Ninguno de nosotros vive para si mismo, ni muere para si mismo, sino en una verdadera comunión de todos.
La Iglesia ejerce su magisterio maternal también al exponernos los ejemplos vivientes de los santos. (CIC, nn. 1476, 2635)
Vida santa. “Haec es! volun!as Dei, sanc!ifica!io vestra”. “Esta es la voluntad de Dios, vuestra propia santificación”. Podemos tener nosotros otra voluntad, vivir para alegramos, para darnos todas las posibles satisfacciones para dominar a los demás... Pero esta voluntad nuestra no será la de Dios que debe absorber la nuestra. Ser santos: he aquí el ideal. Que es no pecar en nada, que es buscar lo más perfecto en todo, que es adornarse de virtudes y desarraigar defectos, naturales y adquiridos.

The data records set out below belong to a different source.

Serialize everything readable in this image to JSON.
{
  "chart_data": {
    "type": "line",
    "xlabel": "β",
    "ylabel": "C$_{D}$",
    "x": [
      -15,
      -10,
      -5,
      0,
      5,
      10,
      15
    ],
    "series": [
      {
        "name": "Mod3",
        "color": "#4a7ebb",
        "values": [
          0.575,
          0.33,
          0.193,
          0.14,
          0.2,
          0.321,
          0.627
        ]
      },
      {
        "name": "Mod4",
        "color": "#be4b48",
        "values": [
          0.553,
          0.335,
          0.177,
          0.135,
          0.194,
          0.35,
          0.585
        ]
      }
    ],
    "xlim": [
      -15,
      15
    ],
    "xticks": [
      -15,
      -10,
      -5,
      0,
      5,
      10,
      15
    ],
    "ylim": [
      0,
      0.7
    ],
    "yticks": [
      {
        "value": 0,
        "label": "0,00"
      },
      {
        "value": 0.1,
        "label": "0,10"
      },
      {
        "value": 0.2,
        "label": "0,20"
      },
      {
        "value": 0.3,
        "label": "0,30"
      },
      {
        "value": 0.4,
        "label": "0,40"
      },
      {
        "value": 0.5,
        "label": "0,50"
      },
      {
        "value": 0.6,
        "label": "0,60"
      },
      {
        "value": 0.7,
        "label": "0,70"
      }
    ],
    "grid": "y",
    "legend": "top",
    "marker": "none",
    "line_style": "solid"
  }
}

Nos falta mucho para ser santos, ¿pero lo deseamos de veras, eficazmente, con todas las consecuencias, sin distingos ni regateos? ¿O tal vez nos contentamos como supremo ideal con ser buenos con esa bondad corriente que tan poco diferencia nuestra vida de la vida de un ateo algo decente? No; hemos de serlo como lo eran los primeros cristianos, con la santidad que radica en la pureza e inocencia acrisolada del corazón, que edifica y atrae almas a Cristo, al revés de la corriente que tantas ha apartado de él y de nosotros.
Precepto, ruego que os hago, y que deseo ser el primero en cumplir: "Non peccatis". "No pequéis". Vivid vida santa, con santidad positiva, de obras y virtudes, no de solas palabras, apariencias, o de solos deseos.